Addressing the Venezuela political crisis this week, Trump issues warnings against Russia and tells reporters he will “fix” Venezuela.
Published on Venezuelanalysis, Mar 27, 2019
US President Donald Trump addressed the Venezuelan political crisis on Wednesday, issuing warnings against Russia and vowing once more that “all options are open.”
“Russia has to get out,” Trump told reporters during a White House meeting with Fabiana Rosales, wife of self-proclaimed Venezuelan “Interim President” Juan Guaido, who is currently in the US after visiting several Latin American countries.
Trump added that situations like Venezuela “should never have happened,” and promised to “fix it,” pledging full support for Guaido. The US was the first to recognize Guaido after he swore himself in on January 23. Repeatedly calling on the Venezuelan military to oust Maduro, US officials have imposed successive rounds of harsh economic sanctions, including an oil embargo. Both governments severed diplomatic ties on March 12 following unsuccessful attempts to downgrade embassies to interests sections.
Trump’s comments come as the US House of Representatives unanimously approved three bills concerning Venezuela on Monday.
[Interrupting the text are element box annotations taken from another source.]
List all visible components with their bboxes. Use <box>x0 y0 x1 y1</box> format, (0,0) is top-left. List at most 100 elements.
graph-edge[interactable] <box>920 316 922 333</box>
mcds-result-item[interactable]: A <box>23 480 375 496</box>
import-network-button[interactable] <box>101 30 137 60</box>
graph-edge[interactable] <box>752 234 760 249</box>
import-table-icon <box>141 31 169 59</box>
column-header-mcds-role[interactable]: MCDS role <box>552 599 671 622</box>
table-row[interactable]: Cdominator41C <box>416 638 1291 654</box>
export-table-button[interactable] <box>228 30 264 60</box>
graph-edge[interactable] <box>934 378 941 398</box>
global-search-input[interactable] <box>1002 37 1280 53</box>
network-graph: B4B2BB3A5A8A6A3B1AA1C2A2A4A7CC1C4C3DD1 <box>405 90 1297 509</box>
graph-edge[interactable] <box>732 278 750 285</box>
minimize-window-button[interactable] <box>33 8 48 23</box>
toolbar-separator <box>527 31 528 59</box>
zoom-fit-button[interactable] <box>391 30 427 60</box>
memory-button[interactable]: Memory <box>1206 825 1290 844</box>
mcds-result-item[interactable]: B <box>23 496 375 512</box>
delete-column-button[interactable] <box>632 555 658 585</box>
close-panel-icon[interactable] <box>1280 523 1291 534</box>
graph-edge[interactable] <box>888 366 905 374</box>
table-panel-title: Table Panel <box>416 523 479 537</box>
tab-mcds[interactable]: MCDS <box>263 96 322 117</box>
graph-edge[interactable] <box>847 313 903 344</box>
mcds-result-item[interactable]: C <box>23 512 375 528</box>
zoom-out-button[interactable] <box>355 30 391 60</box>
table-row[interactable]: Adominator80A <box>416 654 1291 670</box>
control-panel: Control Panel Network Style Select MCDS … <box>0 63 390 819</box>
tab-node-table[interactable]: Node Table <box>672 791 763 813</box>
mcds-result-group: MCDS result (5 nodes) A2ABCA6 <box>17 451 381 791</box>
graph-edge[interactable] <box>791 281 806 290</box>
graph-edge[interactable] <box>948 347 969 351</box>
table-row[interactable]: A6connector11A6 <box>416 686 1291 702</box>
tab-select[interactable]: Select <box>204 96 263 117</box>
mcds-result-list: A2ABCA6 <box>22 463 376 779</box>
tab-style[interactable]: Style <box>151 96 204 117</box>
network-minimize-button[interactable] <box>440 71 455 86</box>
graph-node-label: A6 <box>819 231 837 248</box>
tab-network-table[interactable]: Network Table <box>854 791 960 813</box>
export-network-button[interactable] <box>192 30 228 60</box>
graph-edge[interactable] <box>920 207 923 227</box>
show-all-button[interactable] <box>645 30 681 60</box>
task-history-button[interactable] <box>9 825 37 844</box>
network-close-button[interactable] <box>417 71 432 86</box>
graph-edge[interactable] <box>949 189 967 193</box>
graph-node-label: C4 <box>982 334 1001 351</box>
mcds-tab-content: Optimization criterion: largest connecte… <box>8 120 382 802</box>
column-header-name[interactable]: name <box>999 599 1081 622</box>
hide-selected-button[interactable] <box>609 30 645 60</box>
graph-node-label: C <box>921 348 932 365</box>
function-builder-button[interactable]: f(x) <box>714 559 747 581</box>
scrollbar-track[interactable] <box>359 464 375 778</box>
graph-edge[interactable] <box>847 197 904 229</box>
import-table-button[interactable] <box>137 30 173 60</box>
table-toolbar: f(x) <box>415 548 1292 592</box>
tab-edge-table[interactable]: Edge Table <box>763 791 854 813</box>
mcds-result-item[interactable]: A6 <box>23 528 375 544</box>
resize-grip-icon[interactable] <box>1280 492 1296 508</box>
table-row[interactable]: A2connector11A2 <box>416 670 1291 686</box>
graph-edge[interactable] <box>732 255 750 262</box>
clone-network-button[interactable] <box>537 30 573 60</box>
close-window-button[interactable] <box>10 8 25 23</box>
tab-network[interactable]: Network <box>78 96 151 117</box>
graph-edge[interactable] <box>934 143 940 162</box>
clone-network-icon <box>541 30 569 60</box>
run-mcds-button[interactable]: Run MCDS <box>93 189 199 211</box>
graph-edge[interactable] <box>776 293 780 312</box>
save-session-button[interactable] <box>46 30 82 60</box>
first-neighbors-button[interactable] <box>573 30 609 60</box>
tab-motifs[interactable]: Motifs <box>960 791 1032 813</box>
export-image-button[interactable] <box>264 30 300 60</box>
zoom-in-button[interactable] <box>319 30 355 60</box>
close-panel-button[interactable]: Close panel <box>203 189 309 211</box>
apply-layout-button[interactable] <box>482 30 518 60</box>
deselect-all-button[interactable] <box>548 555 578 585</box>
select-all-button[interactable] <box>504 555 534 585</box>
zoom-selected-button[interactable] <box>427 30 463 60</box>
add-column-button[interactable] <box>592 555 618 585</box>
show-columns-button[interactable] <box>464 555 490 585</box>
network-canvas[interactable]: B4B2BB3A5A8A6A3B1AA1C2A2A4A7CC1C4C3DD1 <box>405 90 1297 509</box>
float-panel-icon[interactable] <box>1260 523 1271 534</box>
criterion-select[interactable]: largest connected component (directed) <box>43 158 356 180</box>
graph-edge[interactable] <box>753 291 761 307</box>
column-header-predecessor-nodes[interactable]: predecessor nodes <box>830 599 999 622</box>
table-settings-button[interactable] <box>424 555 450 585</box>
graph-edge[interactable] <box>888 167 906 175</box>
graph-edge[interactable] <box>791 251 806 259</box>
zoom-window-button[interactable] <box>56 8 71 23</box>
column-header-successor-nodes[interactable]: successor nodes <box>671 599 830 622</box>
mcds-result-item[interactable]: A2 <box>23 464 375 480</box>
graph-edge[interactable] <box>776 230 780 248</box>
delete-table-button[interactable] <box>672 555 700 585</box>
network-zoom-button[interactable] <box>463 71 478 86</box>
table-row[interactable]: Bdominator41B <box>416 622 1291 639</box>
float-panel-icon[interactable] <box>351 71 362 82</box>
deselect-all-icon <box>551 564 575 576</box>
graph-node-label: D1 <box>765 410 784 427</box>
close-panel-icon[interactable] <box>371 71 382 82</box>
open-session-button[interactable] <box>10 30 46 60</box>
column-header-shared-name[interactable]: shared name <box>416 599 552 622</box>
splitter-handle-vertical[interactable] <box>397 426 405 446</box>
The first bill is meant to restrict exports of crowd control equipment, including tear gas and riot gear, while the second urges Trump to provide up to US $150 million in humanitarian aid. The third bill calls on the State Department and intelligence agencies to assess the “threat of Russian influence” in Venezuela.
The bills were promoted by conservative South Florida Democrats Donna Shalala, Debbie Mucarsel-Powell and Debbie Wasserman Schultz.
Two Russian military airplanes landed in Caracas’ Maiquetia airport on Sunday, carrying equipment and 100 servicemen, including General Vasily Tonkoshkurov, chief of staff of Russian ground forces. Russia, which is one of Venezuela’s main arms suppliers clarified that mission was intended to fulfil technical and military cooperation contracts. Moscow had previously sent military aircraft to Venezuela in December as part of bilateral defense accords. Russia has voiced opposition to what it terms a Washington-led regime change operation in Caracas.
Venezuelan President Nicolas Maduro announced on Tuesday that a high-level meeting between Venezuela and Russia is set to take place in Russia, with more than 20 agreements on economy, trade, energy and education to be signed.
The strengthening of bilateral ties comes as Venezuela suffered its second major power outage in less than a month this week, after what authorities denounced as a “double attack” against the electric grid that left most of the country without power.
Electricity started to be restored to most of the country, with a new setback occurring on Wednesday morning, from which most states had recovered at the time of writing. The western state of Zulia remains the only one that has been mostly without power since Monday evening. Labor and school activities were suspended on Tuesday, Wednesday and Thursday as authorities work to stabilize the electrical supply in order to reactivate services like the Caracas Metro.
Opposition leader Juan Guaido held a meeting with supporters and press on Wednesday to offer more details on what he calls “Operation Freedom.” Echoing Trump, Guaido stressed that “all options should be on the table,” while reiterating his call for the armed forces to support his efforts at ousting the Maduro government.
Guaido called for protests against the electricity problems around the country this weekend, with locations to be announced later, and for a “dry-run” of “Operation Freedom” to be held on April 6. He stressed that communication and organization were key elements of the operation, but offered no further details as to what the dry-run entails.
Speaking in Venezuela’s National Assembly on Tuesday, the opposition leader warned that problems in access to electricity and other basic services would be exacerbated as long as President Nicolas Maduro remained in power.
“There will be no solutions to the problems of electrical supply while [Maduro] usurps functions in Miraflores [presidential palace], there will not be water reaching [people’s] homes and much less domestic gas,” he declared. “We are going to accelerate the necessary internal pressure.”
Venezuelan authorities had previously revealed what they claimed was evidence of Guaido’s involvement, along with other right-wing leaders, in a plot to contract foreign paramilitaries to execute targeted killings and acts of sabotage in the country. Guaido’s chief of staff, Roberto Marrero, was arrested last week and accused of direct links to the mercenaries. Lawyer Juan Planchart was also arrested on Sunday for his alleged role as a financial intermediary.
Edited and with additional reporting from Lucas Koerner in Caracas.